HI-TECH Z80 CP/M C Compiler
上のページから、z80v309.exe(DOS の自己解凍ファイル)をダウンロードして適当なディレクトリに展開すれば、そこでコンパイルができるようになります。
CPM.EXE の DOS 版では、このように HI-TECH C のディレクトリで作業せざるを得ませんが、Win32 版では別のソースディレクトリ上で作業することができるようになりました。また DOS/UNIX と同様に make ユーティリティと併用して「make 一発」でアプリケーションをビルドすることもできます。
このページでは、Win32 版で快適なコンパイル環境を構築する方法を紹介します。
環境設定
まず CPM.EXE を、PATH の通ったディレクトリに置いておきます。例えば C:\bin に他の Win32 コマンドラインツールと一緒においておくのが良いでしょう。
次に、HI-TECH C を展開するディレクトリ(例えば C:\bin\cpm\hitech)を作成し、そこでダウンロードした z80v309.exe を実行します。中身はカレントディレクトリに展開されます。このディレクトリを環境変数 CPMPATH で指定するサーチパスに加えます。

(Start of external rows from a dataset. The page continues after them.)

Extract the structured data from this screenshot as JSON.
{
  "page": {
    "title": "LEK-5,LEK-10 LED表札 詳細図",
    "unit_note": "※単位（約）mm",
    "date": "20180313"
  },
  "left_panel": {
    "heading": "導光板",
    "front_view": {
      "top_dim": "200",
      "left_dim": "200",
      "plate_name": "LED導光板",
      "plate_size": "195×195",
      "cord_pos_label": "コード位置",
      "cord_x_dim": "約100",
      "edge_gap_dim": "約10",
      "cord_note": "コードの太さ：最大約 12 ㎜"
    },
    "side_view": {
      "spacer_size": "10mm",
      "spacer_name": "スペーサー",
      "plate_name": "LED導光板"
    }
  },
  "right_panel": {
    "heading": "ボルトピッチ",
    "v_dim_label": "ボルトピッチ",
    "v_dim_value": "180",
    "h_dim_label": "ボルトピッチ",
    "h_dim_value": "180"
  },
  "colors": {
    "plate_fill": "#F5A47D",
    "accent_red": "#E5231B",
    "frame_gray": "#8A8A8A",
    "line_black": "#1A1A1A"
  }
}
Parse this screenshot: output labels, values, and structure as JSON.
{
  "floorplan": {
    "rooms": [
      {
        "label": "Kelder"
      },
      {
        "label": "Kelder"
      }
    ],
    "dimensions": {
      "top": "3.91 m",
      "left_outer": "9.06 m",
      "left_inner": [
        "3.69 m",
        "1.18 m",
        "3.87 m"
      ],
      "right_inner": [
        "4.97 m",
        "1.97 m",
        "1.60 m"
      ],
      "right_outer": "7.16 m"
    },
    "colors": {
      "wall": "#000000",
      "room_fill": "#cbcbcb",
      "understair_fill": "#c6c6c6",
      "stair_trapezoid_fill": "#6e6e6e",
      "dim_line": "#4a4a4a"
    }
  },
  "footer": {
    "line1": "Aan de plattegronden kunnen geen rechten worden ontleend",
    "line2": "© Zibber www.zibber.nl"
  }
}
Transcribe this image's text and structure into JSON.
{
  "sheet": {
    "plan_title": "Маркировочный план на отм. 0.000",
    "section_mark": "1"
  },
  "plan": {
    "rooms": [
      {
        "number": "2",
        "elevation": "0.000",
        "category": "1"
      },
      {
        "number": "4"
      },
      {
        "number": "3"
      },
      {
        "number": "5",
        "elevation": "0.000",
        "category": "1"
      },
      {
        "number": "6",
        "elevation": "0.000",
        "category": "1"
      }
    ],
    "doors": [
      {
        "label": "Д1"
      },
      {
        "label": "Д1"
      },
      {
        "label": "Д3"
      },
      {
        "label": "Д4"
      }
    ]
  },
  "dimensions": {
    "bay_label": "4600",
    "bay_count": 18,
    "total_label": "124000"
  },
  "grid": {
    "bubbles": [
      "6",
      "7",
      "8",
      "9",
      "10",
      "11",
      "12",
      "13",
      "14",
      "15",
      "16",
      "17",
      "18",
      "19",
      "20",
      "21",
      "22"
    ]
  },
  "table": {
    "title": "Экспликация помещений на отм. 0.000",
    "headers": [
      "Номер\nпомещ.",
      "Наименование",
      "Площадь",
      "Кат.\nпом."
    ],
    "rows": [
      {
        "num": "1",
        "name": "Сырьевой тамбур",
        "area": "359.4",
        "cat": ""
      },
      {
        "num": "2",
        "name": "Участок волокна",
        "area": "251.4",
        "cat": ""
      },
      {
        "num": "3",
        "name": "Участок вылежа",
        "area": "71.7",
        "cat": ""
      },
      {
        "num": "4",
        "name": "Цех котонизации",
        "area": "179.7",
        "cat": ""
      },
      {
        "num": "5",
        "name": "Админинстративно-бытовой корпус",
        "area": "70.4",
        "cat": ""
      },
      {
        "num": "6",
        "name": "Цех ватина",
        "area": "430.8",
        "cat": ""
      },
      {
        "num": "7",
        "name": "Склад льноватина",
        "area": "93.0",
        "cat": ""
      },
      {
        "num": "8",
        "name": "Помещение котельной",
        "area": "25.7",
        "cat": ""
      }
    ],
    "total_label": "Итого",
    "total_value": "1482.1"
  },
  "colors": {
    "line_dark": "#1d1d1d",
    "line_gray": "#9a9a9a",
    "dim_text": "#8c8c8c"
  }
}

これで、どのディレクトリからでも、以下のように HI-TECH C コンパイラを実行できるようになります。
cpm c hello.c
なお、DOS 版 CPM.EXE では、ソースファイルに最後に 1Ah(^Z)を入れて置かないとコンパイルエラーになってしまう場合がありましたが、Win32 版ではその必要はありません。ファイル読み出し時、最後のレコードが 128 バイトに満たない場合、自動的に 1Ah を補うようになりました。
$EXEC.COM にパッチを当てる
HI-TECH C 80 でコンパイルしたプログラムは CPM.EXE の -h オプションつきで実行することで終了コードを返すことができます。 これは HI-TECH C 80 プリプロセッサ (CPP.COM) やコンパイラ本体 (CGEN.COM) リンカ (LINK.COM) も同じです。
しかし、残念なことにコンパイラドライバ (C.COM) は、いつでも成功 0 しか返しません。このため Makefile 中で cpm -h c prog.c などとした場合、コンパイルエラーが起こっても make を中断することができませんでした。
そこで、C.COM から呼ばれて実際にプリプロセッサ・コンパイラ本体・リンカ等を実行する $EXEC.COM にパッチをあて、終了コード領域をクリアしないようにします。具体的には $EXEC.COM の 1BBh バイト目から3バイトを 00h (NOP) にします。
バイナリエディタをお持ちならそれを使うのが簡単ですが、なければ ZSID や DDT とCPM.EXE に付属の RCCP を使ってパッチを当てることもできます。
なお、CPM.EXE には、ZSID と RCCP を使って上記パッチを当てるための入力ファイル patch$exec.txt も同梱しています。これを使用する場合は以下のように入力をリダイレクトします。
cpm rccp <patch$exec.txt
make を使う
まず、未だ持っていないなら Win32 用 make ユーティリティを入手します。大抵の場合 C コンパイラに付属していると思います。VC++ 付属の make は nmake という名前です。
後は以下のような定義を追加した Makefile を作成すれば make 一発で Z80 プログラムをビルドできます。
.SUFFIXES: .c .obj .as .lib LIBR = cpm -h libr AS = cpm -h zas CC = cpm -h c LINK = cpm -h link OBJHEX = cpm -h objtohex CFLAGS = -O -x AFLAGS = -j .c.obj: $(CC) $(CFLAGS) -c $*.c .as.obj: $(AS) $(ASFLAGS) $*.as
CPM.EXE に同梱のユーティリティ(RCCP と 4Gclock)も、アセンブラのプログラムですが make 一発でビルドできます。 配布セットの utl ディレクトリで make (または nmake)してください。